Второго января и я обиделся.
Было напечатано:
"Консультант М.Панин созвал совещание в Независимом Театре группы драматургов.
Тема - сочинение современной пьесы для Независимого Театра".
Заметка была озаглавлена "Пора, давно пора!", и в ней выражалось сожаление и
укоризна Независимому Театру в том, что он единственный из всех театров до сих
пор еще не поставил ни одной современной пьесы, отображающей нашу эпоху. "А
между тем, - писала газета, - именно он, и преимущественно он, Независимый
Театр, как никакой другой, в состоянии достойным образом раскрыть пьесу
современного драматурга, ежели за это раскрытие возьмутся такие мастера, как
Иван Васильевич и Аристарх Платонович".
Далее следовали справедливые укоры и по адресу драматургов, не удосужившихся до
сих пор создать произведение, достойное Независимого Театра.

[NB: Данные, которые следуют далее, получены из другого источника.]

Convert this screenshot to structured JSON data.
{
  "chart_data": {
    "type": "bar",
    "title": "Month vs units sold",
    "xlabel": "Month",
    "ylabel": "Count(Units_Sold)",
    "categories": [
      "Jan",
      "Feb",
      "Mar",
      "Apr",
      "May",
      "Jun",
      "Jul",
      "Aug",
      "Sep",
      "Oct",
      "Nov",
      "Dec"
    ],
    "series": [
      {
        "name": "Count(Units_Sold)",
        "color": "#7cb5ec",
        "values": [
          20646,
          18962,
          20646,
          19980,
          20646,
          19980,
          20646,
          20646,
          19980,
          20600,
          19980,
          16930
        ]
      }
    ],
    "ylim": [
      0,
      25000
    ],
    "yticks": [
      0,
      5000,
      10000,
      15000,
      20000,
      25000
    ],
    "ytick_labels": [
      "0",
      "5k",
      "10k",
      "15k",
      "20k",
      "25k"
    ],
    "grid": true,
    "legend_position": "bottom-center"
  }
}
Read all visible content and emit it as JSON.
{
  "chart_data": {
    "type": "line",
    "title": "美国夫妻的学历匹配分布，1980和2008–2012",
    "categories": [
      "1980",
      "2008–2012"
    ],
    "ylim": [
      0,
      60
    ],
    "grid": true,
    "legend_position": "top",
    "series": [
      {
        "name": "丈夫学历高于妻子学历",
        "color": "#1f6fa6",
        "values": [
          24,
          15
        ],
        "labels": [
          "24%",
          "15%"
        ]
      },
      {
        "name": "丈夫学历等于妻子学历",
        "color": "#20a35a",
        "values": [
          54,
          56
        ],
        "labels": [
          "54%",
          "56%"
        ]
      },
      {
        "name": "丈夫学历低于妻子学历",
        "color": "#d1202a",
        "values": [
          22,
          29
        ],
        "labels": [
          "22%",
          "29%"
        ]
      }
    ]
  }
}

Я приобрел привычку разговаривать с самим собой.
- Позвольте, - обиженно надувая губы, бормотал я, - как это никто не написал
пьесу? А мост? А гармоника? Кровь на затоптанном снегу?
Вьюга посвистывала за окном, мне казалось, что во вьюге за окном все тот же
проклятый мост, что гармоника поет и слышны сухие выстрелы.
Чай остывал в стакане, со страницы газеты глядело на меня лицо с бакенбардами.
Ниже была напечатана телеграмма, присланная Аристархом Платоновичем совещанию:
"Телом в Калькутте, душою с вами".
- Ишь какая жизнь кипит там, гудит, как в плотине, - шептал я, зевая, - а я как
будто погребен.
Ночь уплывает, уплывает и завтрашний день, уплывут они все, сколько их будет
отпущено, и ничего не останется, кроме неудачи.
Хромая, гладя больное колено, я тащился к дивану, начинал снимать пиджак, ежился
от холода, заводил часы.
Так прошло много ночей, их я помню, но как-то все скопом, - было холодно спать.
Дни же как будто вымыло из памяти - ничего не помню.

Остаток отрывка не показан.